One of the most useful things for customers that I’ve noticed is that you can get to solid outcomes very quickly. Meaning you deploy a DSPM product and within a week or two, you will get guaranteed findings. In one government agency, we were able to find secrets that shouldn’t have been in the environment, and though they initially said it wasn’t a big deal, they quickly cleared it all out. We also found 30% more environments that no one knew about, accessing or sending data out. AWS can’t tell you because they can’t break the privacy of other accounts, but we were able to figure out these data flows and show them. That was a big “aha” moment for them.
Finally, while we talk a lot about confidentiality—secrets being lost—we also showed how rolling out code and container images created a huge supply chain risk. If someone could overwrite trusted container images, they would be shipped out to production environments. So integrity and availability are big directions where DSPM can produce outcomes as well.
When Gartner called out DSPM in 2022, they noted that data, identities, permissions, and operations all need to be in the same product to qualify as a posture management product, and that it should fully reside in the customer’s cloud. We are the only company that lives fully in the customer’s cloud. This means we won’t break data localization, residency, or sovereignty requirements, and we won’t create extra compliance work. Nothing goes out—no control plane. Additionally, we can directly answer simple questions like: “This contractor reported a breach. What customer data in my environment is affected?” or “Did any of the recently off-boarded employees do something suspicious in the last month?”

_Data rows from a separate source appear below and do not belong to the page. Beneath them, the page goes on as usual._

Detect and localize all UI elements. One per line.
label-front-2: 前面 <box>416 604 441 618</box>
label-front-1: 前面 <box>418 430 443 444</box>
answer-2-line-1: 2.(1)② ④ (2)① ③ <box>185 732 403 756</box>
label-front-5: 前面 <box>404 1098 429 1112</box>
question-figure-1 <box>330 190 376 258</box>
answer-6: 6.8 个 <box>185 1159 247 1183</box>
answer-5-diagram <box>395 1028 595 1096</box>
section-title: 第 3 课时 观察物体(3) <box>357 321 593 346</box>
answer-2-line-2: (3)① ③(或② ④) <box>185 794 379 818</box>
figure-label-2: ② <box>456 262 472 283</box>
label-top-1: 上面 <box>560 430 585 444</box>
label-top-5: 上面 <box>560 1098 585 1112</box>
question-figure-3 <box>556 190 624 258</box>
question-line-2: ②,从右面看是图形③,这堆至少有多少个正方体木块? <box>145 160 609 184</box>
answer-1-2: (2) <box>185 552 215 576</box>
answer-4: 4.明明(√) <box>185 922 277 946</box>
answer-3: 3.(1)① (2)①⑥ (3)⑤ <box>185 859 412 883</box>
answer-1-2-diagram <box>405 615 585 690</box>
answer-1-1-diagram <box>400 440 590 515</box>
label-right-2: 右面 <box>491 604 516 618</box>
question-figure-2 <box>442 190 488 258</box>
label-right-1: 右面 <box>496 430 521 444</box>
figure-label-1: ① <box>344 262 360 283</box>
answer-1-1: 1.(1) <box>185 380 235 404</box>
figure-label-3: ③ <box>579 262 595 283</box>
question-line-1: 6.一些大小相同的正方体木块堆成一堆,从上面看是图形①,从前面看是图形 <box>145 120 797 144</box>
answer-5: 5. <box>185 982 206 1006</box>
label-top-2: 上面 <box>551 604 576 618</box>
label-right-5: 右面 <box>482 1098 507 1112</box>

Whether it’s answering questions about vulnerabilities like Log4j or understanding data flows across GCP BigQuery, AWS S3, or corporate environments, our mission is to raise data security to a higher level of abstraction—like TensorFlow or PyTorch does for machine learning. You won’t be dealing with the nitty-gritty technical details. Just ask the simple questions, and we’ll handle the rest.
DSPM is a rapidly maturing market, though there is still a lot of noise from vendors in different streams—data security companies, privacy-focused companies, and cloud security companies. All are converging around the idea that centering security around data and identity is where the big leverage is. As DSPM matures, it’s our mission to make sure that data security is not just a side effect of infrastructure security, but its own layer driving real outcomes.